Phonetic Similarity (Very Fuzzy)
fuzzystrmatch module required:
CREATE extension fuzzystrmatch;
These methods are particularly interesting because they compare words based on their pronunciation rather than character-by-character similarity. The fuzzystrmatch module provides three functions:
soundex(string) -> text
: Converts a string to its Soundex code
SELECT soundex('Anne'), soundex('Ann'), difference('Anne', 'Ann');
soundex | soundex | difference
---------+---------+------------
A500 | A500 | 4
(1 row)
metaphone(string, max_output_length) -> text
: Similar to Soundex, but uses a different algorithm to create a representative code
SELECT metaphone('brendan', 10), metaphone('brandon', 10);
metaphone | metaphone
-----------+-----------
BRNTN | BRNTN
(1 row)
dmetaphone(string) -> text
/dmetaphone_alt(string) -> text
: Computes two “sounds like” strings for a given input — a “primary” and an “alternate” code.

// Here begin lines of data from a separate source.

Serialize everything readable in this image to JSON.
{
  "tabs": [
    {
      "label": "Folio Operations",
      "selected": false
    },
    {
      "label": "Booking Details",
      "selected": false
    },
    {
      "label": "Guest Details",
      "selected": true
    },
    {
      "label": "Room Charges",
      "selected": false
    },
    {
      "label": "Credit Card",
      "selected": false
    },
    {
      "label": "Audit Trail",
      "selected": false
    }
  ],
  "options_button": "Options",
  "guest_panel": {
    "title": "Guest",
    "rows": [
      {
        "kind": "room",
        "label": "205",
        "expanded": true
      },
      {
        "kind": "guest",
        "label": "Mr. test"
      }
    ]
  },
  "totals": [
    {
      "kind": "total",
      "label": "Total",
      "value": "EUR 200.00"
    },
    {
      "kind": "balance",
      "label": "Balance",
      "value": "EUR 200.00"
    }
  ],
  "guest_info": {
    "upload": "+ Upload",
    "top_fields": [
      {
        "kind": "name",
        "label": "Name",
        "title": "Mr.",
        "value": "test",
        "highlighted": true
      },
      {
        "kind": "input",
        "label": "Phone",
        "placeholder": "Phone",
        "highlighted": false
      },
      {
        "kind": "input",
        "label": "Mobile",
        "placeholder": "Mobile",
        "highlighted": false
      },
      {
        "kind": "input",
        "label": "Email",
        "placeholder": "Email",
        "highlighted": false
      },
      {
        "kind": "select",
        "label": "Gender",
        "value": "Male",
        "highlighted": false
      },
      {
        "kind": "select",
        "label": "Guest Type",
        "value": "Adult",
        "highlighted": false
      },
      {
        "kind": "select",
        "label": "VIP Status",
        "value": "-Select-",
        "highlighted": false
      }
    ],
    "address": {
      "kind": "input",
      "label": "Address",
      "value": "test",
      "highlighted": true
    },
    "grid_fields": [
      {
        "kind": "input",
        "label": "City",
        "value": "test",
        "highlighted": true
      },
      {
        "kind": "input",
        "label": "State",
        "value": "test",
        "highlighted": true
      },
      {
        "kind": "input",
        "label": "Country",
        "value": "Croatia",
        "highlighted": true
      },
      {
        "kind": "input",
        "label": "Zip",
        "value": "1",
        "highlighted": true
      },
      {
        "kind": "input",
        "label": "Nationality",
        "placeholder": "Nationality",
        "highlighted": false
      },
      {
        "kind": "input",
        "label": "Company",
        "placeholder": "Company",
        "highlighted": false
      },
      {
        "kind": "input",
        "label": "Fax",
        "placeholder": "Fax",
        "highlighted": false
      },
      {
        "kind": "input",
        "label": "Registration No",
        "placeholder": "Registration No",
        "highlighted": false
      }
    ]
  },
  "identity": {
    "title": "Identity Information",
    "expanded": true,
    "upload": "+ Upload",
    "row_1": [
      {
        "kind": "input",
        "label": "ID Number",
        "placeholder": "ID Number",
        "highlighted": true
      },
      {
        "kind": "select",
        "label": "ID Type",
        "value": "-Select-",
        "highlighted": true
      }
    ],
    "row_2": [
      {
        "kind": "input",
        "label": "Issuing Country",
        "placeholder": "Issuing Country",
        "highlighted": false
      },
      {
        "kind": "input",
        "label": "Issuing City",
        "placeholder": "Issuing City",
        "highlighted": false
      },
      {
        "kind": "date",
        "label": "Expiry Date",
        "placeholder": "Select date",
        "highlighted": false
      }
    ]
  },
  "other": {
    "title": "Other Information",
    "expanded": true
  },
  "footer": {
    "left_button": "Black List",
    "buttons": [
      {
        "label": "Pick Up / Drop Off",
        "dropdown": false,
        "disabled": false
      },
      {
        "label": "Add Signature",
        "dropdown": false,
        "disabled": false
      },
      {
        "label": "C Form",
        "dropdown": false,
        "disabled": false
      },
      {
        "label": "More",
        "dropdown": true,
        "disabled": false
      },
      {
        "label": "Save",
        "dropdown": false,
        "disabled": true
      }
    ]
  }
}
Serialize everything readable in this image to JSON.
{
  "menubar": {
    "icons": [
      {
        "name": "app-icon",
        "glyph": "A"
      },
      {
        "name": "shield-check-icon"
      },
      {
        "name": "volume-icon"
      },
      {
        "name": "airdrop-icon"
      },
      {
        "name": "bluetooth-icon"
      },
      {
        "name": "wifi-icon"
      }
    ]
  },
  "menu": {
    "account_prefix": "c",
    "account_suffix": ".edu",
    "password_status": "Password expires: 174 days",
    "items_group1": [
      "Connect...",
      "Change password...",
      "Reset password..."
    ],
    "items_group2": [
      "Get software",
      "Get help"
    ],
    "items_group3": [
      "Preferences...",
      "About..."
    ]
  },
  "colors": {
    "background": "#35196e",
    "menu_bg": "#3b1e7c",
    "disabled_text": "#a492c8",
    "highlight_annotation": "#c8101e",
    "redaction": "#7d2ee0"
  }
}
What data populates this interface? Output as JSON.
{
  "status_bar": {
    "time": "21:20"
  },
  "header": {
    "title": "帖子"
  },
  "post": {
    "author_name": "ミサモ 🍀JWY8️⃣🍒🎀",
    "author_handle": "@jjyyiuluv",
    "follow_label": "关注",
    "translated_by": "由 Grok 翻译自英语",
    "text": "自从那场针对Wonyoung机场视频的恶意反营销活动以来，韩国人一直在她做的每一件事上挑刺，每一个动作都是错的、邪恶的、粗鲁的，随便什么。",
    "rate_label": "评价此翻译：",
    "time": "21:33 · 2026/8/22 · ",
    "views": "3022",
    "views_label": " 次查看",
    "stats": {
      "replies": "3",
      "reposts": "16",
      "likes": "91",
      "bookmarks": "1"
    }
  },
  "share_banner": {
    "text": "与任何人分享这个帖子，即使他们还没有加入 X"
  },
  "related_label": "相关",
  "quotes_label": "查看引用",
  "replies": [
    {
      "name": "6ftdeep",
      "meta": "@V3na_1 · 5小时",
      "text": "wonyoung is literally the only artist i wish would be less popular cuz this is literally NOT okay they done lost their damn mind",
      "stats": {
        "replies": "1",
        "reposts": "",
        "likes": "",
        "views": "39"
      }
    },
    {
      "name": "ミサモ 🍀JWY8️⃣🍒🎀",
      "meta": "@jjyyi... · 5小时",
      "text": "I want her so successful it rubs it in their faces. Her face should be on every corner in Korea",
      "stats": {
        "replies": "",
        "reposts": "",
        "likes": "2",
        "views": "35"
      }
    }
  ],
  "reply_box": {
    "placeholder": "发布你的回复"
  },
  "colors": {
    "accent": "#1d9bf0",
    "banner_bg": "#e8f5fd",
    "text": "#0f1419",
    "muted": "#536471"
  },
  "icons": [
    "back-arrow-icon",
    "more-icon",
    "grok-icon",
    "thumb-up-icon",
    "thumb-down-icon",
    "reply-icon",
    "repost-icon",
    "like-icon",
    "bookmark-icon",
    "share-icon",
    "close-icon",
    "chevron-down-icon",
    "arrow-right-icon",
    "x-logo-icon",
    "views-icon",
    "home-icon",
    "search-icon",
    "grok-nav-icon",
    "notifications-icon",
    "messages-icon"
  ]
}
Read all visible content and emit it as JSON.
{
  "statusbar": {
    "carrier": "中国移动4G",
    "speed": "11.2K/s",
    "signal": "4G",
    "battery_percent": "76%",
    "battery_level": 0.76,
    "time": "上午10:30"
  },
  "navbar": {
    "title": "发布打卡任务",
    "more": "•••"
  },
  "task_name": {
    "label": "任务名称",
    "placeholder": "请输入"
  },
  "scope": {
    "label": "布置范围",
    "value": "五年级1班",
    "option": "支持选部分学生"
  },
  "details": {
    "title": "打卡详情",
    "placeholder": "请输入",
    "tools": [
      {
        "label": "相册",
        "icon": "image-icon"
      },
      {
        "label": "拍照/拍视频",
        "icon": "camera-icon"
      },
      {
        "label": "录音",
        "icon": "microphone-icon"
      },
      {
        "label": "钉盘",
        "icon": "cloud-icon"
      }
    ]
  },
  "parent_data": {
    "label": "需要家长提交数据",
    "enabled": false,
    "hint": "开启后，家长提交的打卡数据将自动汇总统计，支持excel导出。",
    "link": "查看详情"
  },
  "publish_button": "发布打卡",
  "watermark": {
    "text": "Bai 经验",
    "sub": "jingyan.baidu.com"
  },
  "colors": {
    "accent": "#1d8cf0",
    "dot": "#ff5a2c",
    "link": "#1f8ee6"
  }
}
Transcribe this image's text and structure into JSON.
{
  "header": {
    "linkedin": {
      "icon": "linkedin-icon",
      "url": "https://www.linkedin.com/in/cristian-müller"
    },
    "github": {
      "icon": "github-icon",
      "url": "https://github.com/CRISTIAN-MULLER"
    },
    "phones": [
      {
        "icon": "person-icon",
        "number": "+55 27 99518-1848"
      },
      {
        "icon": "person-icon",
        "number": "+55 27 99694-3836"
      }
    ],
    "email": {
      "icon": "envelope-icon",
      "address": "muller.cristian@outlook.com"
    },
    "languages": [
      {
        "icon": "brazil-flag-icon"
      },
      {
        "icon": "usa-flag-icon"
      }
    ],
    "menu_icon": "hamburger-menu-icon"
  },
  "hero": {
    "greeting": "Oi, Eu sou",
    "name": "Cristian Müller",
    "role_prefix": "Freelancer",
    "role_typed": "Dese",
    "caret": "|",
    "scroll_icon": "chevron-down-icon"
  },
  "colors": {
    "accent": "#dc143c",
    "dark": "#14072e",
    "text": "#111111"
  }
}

While these are usually identical, they can differ for non-English names depending on pronunciation
SELECT dmetaphone_alt('brendan'), dmetaphone('Brandon');
dmetaphone_alt | dmetaphone
----------------+------------
PRNT | PRNT
(1 row)
Performance Optimization
Each of these methods can be indexed using a standard function-based index:
CREATE INDEX idx_sdx_first_name ON mock_data (soundex(first_name));
--OR
CREATE INDEX idx_mtf_first_name ON mock_data (metaphone(first_name, 10));
--OR
CREATE INDEX idx_dmtf_first_name ON mock_data (dmetaphone(first_name));
As mentioned earlier, you can improve Levenshtein performance by combining it with phonetic methods. After indexing a column with one of the phonetic functions, use that to reduce the dataset before applying Levenshtein filtering:
SELECT
first_name,
levenshtein(first_name, 'Bobby') AS difference FROM mock_data
WHERE
soundex(first_name) = soundex('bobby')
AND
levenshtein(first_name, 'Bobby') < 3
ORDER BY 2
LIMIT 5;
first_name | difference
------------+------------
Bobby | 0
Bobbi | 1
Bobbi | 1
Bibby | 1
Bobbie | 2
(5 rows)